Dès les débuts du mouvement des Gilets jaunes, même les formes les plus radicales d’action se heurtent à cette limite. Même les saccages de péages, les pillages de boutiques, les attaques de bâtiments de l’État, bien que bouleversant significativement la vie quotidienne, respectent jusqu’à un certain point ce tabou. Dès lors, la scansion du mot «  révolution  » comme slogan dans les manifestations, bien qu’excessivement sympathique, ne relève que du vœu pieux  : sans cette «  présomption démente  », pas de révolution. La révolution, ça se fait en s’attaquant – précisément – à ce qui fait qu’on est ce qu’on est. Ça se fait en acceptant et en provoquant une situation dans laquelle on ignore de quoi seront faits les lendemains.

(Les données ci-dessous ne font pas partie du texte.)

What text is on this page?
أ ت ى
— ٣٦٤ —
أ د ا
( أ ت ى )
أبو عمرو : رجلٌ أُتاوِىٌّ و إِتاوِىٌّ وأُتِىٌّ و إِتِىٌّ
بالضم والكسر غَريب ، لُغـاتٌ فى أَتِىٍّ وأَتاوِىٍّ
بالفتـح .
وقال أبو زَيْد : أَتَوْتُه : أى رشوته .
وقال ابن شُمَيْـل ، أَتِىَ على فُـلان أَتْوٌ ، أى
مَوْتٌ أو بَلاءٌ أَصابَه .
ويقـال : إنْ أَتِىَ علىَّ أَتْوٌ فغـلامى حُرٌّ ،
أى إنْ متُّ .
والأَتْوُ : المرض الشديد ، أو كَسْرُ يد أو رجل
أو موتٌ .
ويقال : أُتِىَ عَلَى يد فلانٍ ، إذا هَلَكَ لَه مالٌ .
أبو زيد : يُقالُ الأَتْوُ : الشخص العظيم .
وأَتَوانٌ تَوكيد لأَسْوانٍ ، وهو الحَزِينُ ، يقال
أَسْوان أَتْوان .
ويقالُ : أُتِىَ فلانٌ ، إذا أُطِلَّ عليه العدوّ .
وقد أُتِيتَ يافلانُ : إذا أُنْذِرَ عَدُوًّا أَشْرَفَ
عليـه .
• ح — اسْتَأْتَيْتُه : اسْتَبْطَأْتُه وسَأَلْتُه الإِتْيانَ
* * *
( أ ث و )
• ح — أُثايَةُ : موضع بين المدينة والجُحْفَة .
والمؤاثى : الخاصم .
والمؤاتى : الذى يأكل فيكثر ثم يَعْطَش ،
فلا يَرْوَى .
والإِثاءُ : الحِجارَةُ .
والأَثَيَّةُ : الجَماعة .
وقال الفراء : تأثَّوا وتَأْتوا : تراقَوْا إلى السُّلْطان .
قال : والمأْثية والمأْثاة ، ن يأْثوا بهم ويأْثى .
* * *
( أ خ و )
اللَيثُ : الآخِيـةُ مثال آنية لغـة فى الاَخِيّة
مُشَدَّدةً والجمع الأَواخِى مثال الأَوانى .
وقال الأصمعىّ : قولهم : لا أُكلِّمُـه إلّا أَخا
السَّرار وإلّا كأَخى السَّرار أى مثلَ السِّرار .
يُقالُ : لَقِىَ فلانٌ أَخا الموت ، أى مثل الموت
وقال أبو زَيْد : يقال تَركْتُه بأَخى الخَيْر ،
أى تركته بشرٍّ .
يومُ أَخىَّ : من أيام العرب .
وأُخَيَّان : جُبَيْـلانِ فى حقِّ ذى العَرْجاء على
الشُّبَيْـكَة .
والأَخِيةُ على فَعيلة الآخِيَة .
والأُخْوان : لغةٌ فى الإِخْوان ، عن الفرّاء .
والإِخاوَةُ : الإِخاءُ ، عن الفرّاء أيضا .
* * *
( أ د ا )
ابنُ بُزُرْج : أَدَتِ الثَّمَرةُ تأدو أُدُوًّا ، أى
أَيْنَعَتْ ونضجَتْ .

Mais le revers de la médaille, c’est que, comme les prolétaires restent rétifs à l’encadrement – ce qui semble se vérifier un
peu partout –, les opérations visant à les neutraliser et à rétablir durablement l’ordre sont fastidieuses et aléatoires. Si les Gilets jaunes n’ont certes pas «  gagné  », peut-on dire qu’ils ont «  perdu  »  ? Pas si sûr. Au contraire, leur simple existence et la façon dont ils ont poussé aussi loin que possible la dynamique d’insubordination sociale ouvrent la porte à toutes sortes d’espoirs déments.